What follows is a motley and pretty random collection of techniques or shortcuts, collected over many years, to help speed up calculations in your head. They are not in any particular order, and I will not pretend that all of these are the full toolbox by any means, but they are probably the most accessible ones. You will be spared all of the algebraic stuff supporting what follows, but I will be happy to supply the same to anyone that wants it.

Mentally multiplying different two digit numbers together

Imagine two separate sets of numbers represented by A,B and C, D and imagine them set out in the following format
A B
C D
Now consider these actual numbers in those positions
68
47

To mentally multiply these together:

• first calculate AxC [6×4]
• this results in 24 to which 00 is appended, giving 2400
• we then calculate AxD and BxC [6×7, 8×4], add them together and append 0 to give 740
• this is added to 2400 to give 3140
• to complete the calculation, calculate BxD [8×7] and add the result of 56 to 3140
• so the answer is 3196

 Multiplying different three digit numbers together

When young, I became easily bored on car journeys. In those days most cars I saw on the road had three digit number plates, and I became grabbed by the idea of trying to multiply them together in my head.
What follows is the system that eventually evolved: my guess is that it will sound slightly odd, but it’s just an extension of the above really. The visual elements of it made it simpler and quicker to use and I’ve stuck with this to the point that over the years it has become automatic and second nature.
Imagine two separate sets of numbers represented by A,B, C and D,E, F and imagine them set out in the following format
A B C
D E F
Now consider these actual numbers in those positions
389
764

To mentally multiply these together:

• first calculate AxF, BxE, CxD and add them together. This results in 123 to which 00 is appended..
  Now, at this point, the bored child imagined two fields next to each other with a fence separating them: the right hand field as you look at it is for chicken eggs, and the left hand field is for chicks: the last three digits of the first calculation [300] always occupies right hand field like so [012 ][300]
• We then calculate BxF and CxE, add them together and append 0 to give 860. This is added to the right hand field and as you can see, it will also increase  the number of chicks by 1 to 13 in the left hand field i.e. [013][160] ……….an egg hatched!
• To finalise and complete the number in the eggs field, calculate CxF and add the result [36] in as so [013][196] – and, at this point, the number in the right hand field is fixed and cannot change.
• And here is the very place to make an extremely important point. When people start experimenting with these sort of mental gymnastics, the question will usually arise as to how one can guarantee retaining the fixed part of the answer [196 in this one] whilst working on another part. The answer lies in storage and retrieval to and from memory using the Major System (see Pi Memorisation page). So, in this case, you could store the 196 egg number in a place in your memory as the image  Toy BuSH for example. It doesn’t need to make sense! – it just needs to be visual and bizarre enough to stay in your memory long enough before retrieving it. The more you practice storage and retrieval, the quicker and  easier it gets. 
• So then ,just carry on calculating the chicks…………. then when you have finished with the field of chicks, just reach back into your mind for the image you left in the field of eggs – because, trust me,  it will be there – and convert it back to numbers. With practice,  you will need to do this less  and less often for smaller numbers — though it is still a technique to retain for more complex calculations.
• Anyway – back to this calculation: we then calculate BxF and CxE, add them together to give 74. This is now added to the chicks in the left hand field like so: [087][196]. 
• Then finish everything by calculating AxD and append 0 to give 210 which is then also added to the chicks in the left hand field to give the final answer 297196.
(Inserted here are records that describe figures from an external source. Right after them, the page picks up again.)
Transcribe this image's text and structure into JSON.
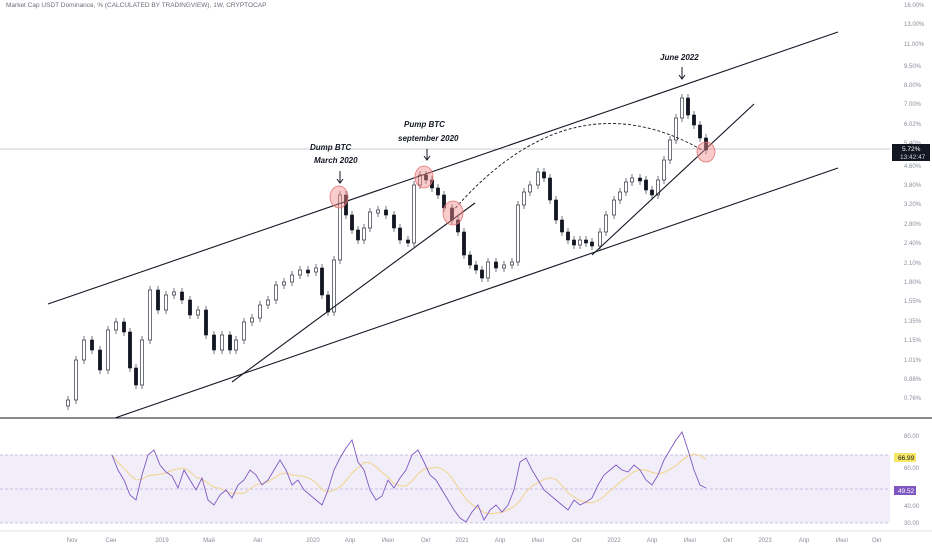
{
  "header": {
    "title": "Market Cap USDT Dominance, % (CALCULATED BY TRADINGVIEW), 1W, CRYPTOCAP"
  },
  "chart_data": {
    "type": "candlestick",
    "price_axis": {
      "labels": [
        "16.00%",
        "13.00%",
        "11.00%",
        "9.50%",
        "8.00%",
        "7.00%",
        "6.02%",
        "5.40%",
        "4.60%",
        "3.80%",
        "3.20%",
        "2.80%",
        "2.40%",
        "2.10%",
        "1.80%",
        "1.55%",
        "1.35%",
        "1.15%",
        "1.01%",
        "0.88%",
        "0.76%"
      ],
      "current_value": "5.72%",
      "countdown": "13:42:47"
    },
    "rsi": {
      "labels": [
        "80.00",
        "60.00",
        "40.00",
        "30.00"
      ],
      "value_rsi": "66.99",
      "value_signal": "49.52"
    },
    "time_axis": [
      "Nov",
      "Сен",
      "2019",
      "Май",
      "Авг",
      "2020",
      "Апр",
      "Июл",
      "Окт",
      "2021",
      "Апр",
      "Июл",
      "Окт",
      "2022",
      "Апр",
      "Июл",
      "Окт",
      "2023",
      "Апр",
      "Июл",
      "Окт"
    ],
    "annotations": [
      {
        "line1": "Dump BTC",
        "line2": "March 2020"
      },
      {
        "line1": "Pump BTC",
        "line2": "september 2020"
      },
      {
        "line1": "June 2022",
        "line2": ""
      }
    ],
    "colors": {
      "up": "#131722",
      "down": "#131722",
      "rsi": "#7e57c2",
      "rsi_signal": "#f0d38a",
      "rsi_band": "#ede7f6",
      "circle": "#f28b8b"
    }
  }
}
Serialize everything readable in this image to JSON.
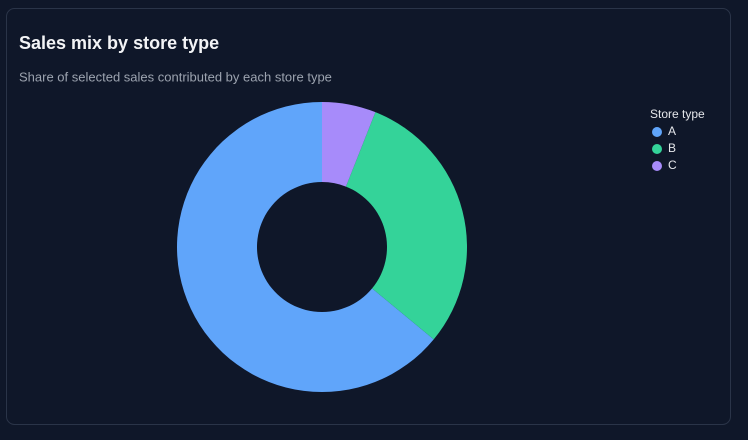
{
  "chart_data": {
    "type": "donut",
    "title": "Sales mix by store type",
    "subtitle": "Share of selected sales contributed by each store type",
    "legend_title": "Store type",
    "legend_position": "right",
    "categories": [
      "A",
      "B",
      "C"
    ],
    "values": [
      64,
      30,
      6
    ],
    "colors": [
      "#60a5fa",
      "#34d399",
      "#a78bfa"
    ],
    "direction": "counterclockwise"
  }
}
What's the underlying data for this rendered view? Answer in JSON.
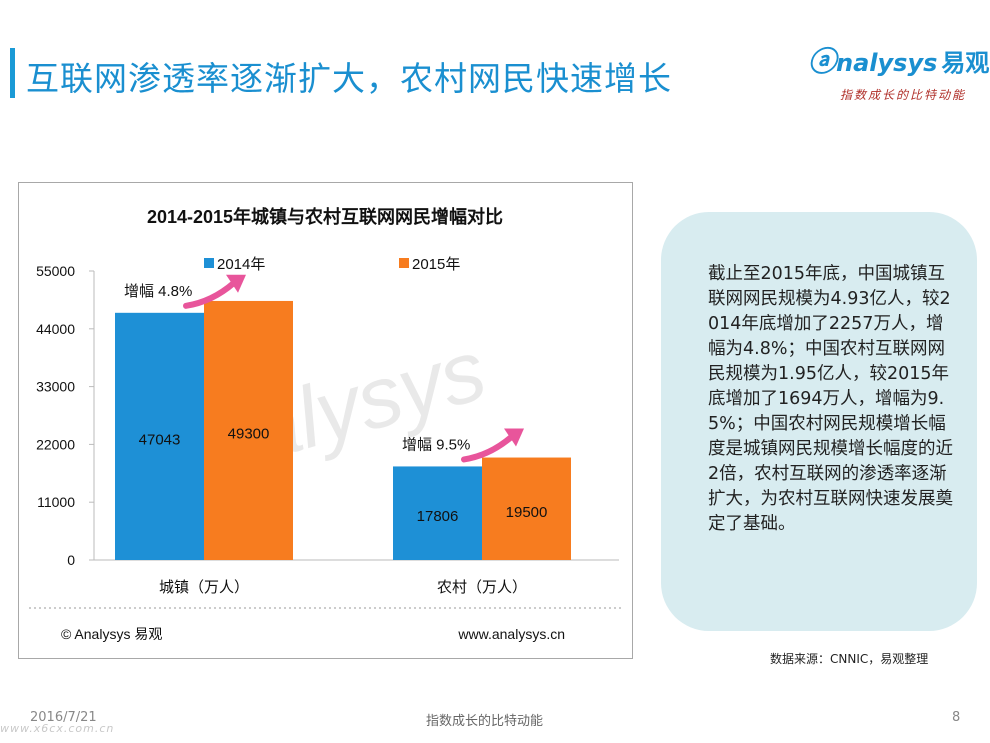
{
  "header": {
    "title": "互联网渗透率逐渐扩大，农村网民快速增长"
  },
  "logo": {
    "brand": "nalysys",
    "brand_cn": "易观",
    "tagline": "指数成长的比特动能"
  },
  "chart_data": {
    "type": "bar",
    "title": "2014-2015年城镇与农村互联网网民增幅对比",
    "categories": [
      "城镇（万人）",
      "农村（万人）"
    ],
    "series": [
      {
        "name": "2014年",
        "values": [
          47043,
          17806
        ],
        "color": "#1e90d6"
      },
      {
        "name": "2015年",
        "values": [
          49300,
          19500
        ],
        "color": "#f77c1f"
      }
    ],
    "ylim": [
      0,
      55000
    ],
    "yticks": [
      0,
      11000,
      22000,
      33000,
      44000,
      55000
    ],
    "grid": false,
    "legend": "top",
    "annotations": [
      "增幅 4.8%",
      "增幅 9.5%"
    ],
    "watermark": "analysys",
    "copyright": "© Analysys 易观",
    "website": "www.analysys.cn"
  },
  "callout": {
    "text": "截止至2015年底，中国城镇互联网网民规模为4.93亿人，较2014年底增加了2257万人，增幅为4.8%；中国农村互联网网民规模为1.95亿人，较2015年底增加了1694万人，增幅为9.5%；中国农村网民规模增长幅度是城镇网民规模增长幅度的近2倍，农村互联网的渗透率逐渐扩大，为农村互联网快速发展奠定了基础。"
  },
  "source": "数据来源：CNNIC，易观整理",
  "footer": {
    "date": "2016/7/21",
    "center": "指数成长的比特动能",
    "page": "8",
    "site_watermark": "www.x6cx.com.cn"
  },
  "colors": {
    "accent": "#1a8fd0",
    "bar_2014": "#1e90d6",
    "bar_2015": "#f77c1f",
    "arrow": "#e8559b",
    "callout_bg": "#d8ecf0"
  }
}
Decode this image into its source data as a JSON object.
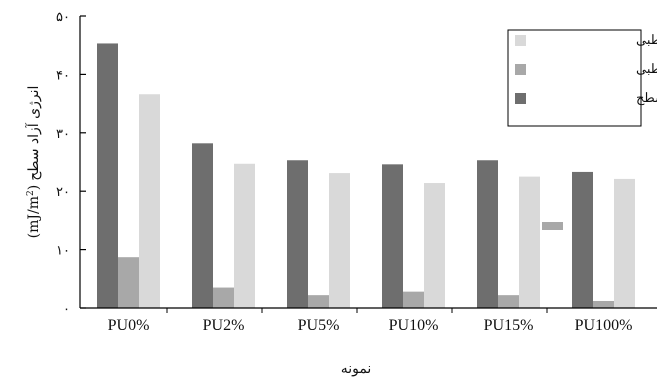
{
  "chart_data": {
    "type": "bar",
    "categories": [
      "PU0%",
      "PU2%",
      "PU5%",
      "PU10%",
      "PU15%",
      "PU100%"
    ],
    "series": [
      {
        "name": "انرژی آزاد سطح",
        "values": [
          45.3,
          28.2,
          25.3,
          24.6,
          25.3,
          23.3
        ],
        "color": "#6e6e6e"
      },
      {
        "name": "جزء قطبی",
        "values": [
          8.7,
          3.5,
          2.2,
          2.8,
          2.2,
          1.2
        ],
        "color": "#a8a8a8"
      },
      {
        "name": "جزء غیرقطبی",
        "values": [
          36.6,
          24.7,
          23.1,
          21.4,
          22.5,
          22.1
        ],
        "color": "#d9d9d9"
      }
    ],
    "legend_order": [
      2,
      1,
      0
    ],
    "legend_position": "top-right",
    "ylim": [
      0,
      50
    ],
    "yticks": [
      0,
      10,
      20,
      30,
      40,
      50
    ],
    "ytick_labels": [
      "۰",
      "۱۰",
      "۲۰",
      "۳۰",
      "۴۰",
      "۵۰"
    ],
    "xlabel": "نمونه",
    "ylabel_text": "انرژی آزاد سطح",
    "ylabel_unit": "(mJ/m",
    "ylabel_unit_sup": "2",
    "ylabel_unit_close": ")",
    "grid": false
  }
}
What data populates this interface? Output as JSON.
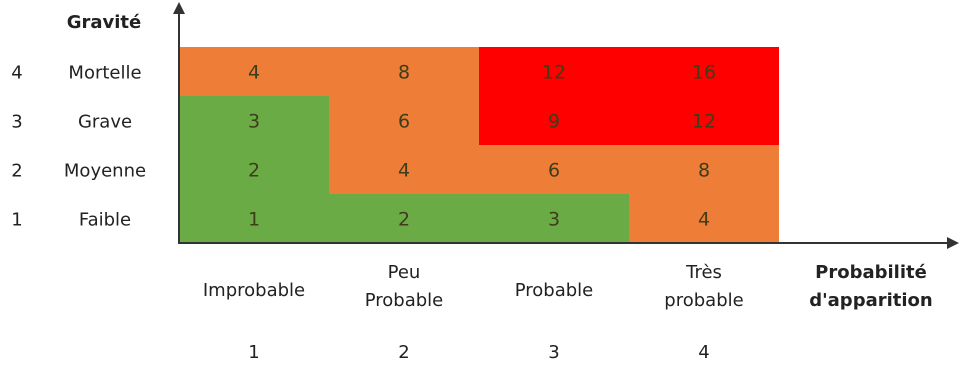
{
  "chart_data": {
    "type": "heatmap",
    "title": "",
    "ylabel": "Gravité",
    "xlabel_lines": [
      "Probabilité",
      "d'apparition"
    ],
    "x_categories": [
      {
        "lines": [
          "Improbable"
        ],
        "level": "1"
      },
      {
        "lines": [
          "Peu",
          "Probable"
        ],
        "level": "2"
      },
      {
        "lines": [
          "Probable"
        ],
        "level": "3"
      },
      {
        "lines": [
          "Très",
          "probable"
        ],
        "level": "4"
      }
    ],
    "y_categories": [
      {
        "label": "Faible",
        "level": "1"
      },
      {
        "label": "Moyenne",
        "level": "2"
      },
      {
        "label": "Grave",
        "level": "3"
      },
      {
        "label": "Mortelle",
        "level": "4"
      }
    ],
    "cells": [
      [
        1,
        2,
        3,
        4
      ],
      [
        2,
        4,
        6,
        8
      ],
      [
        3,
        6,
        9,
        12
      ],
      [
        4,
        8,
        12,
        16
      ]
    ],
    "cell_colors": [
      [
        "green",
        "green",
        "green",
        "orange"
      ],
      [
        "green",
        "orange",
        "orange",
        "orange"
      ],
      [
        "green",
        "orange",
        "red",
        "red"
      ],
      [
        "orange",
        "orange",
        "red",
        "red"
      ]
    ],
    "palette": {
      "green": "#6aab45",
      "orange": "#ee7d37",
      "red": "#fe0000"
    },
    "text_color": "#3d3d1a",
    "axis_color": "#333333",
    "grid": false
  }
}
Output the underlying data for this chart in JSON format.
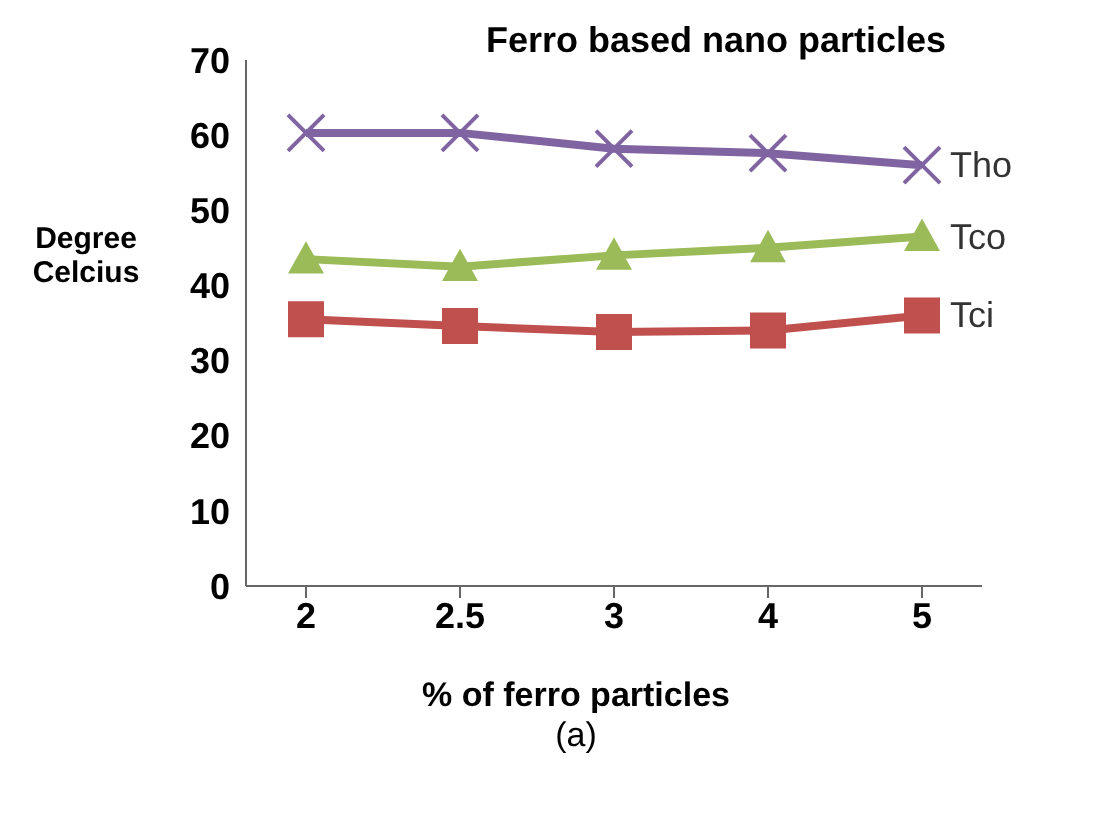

Again, I know this all looks really horrible written down, but this systematic approach really makes it easier to move through the gears mentally, in the same way every time. OK, but what is all this crap about chicks and eggs anyway? Well, all I can say is that it does stick in the mind much more to think of 297 chicks and 196 eggs in seperate fields than just the formless numbers themselves….. the brain holds numbers better as objects in spaces it seems.

Last words

• For the purpose of the website, I’m going to stop at three numbers here but, if you’re feeling adventurous, you can develop and apply the above principles to 4 or even 5 digit numbers. 
• Obviously, with large numbers, the technique changes, and mine is to extend the two digit approach outlined above, but with the alpha letters shown there becoming groups of two or three numbers and so treated accordingly 
• Look, over more than three digits I won’t pretend it’s going to be easy to start with  – but it is very doable if you stick with it and you can become quicker with practice…….. though 5 digits certainly can give you a headache! Let me know if the masochists among you want to know my detailed approach with this.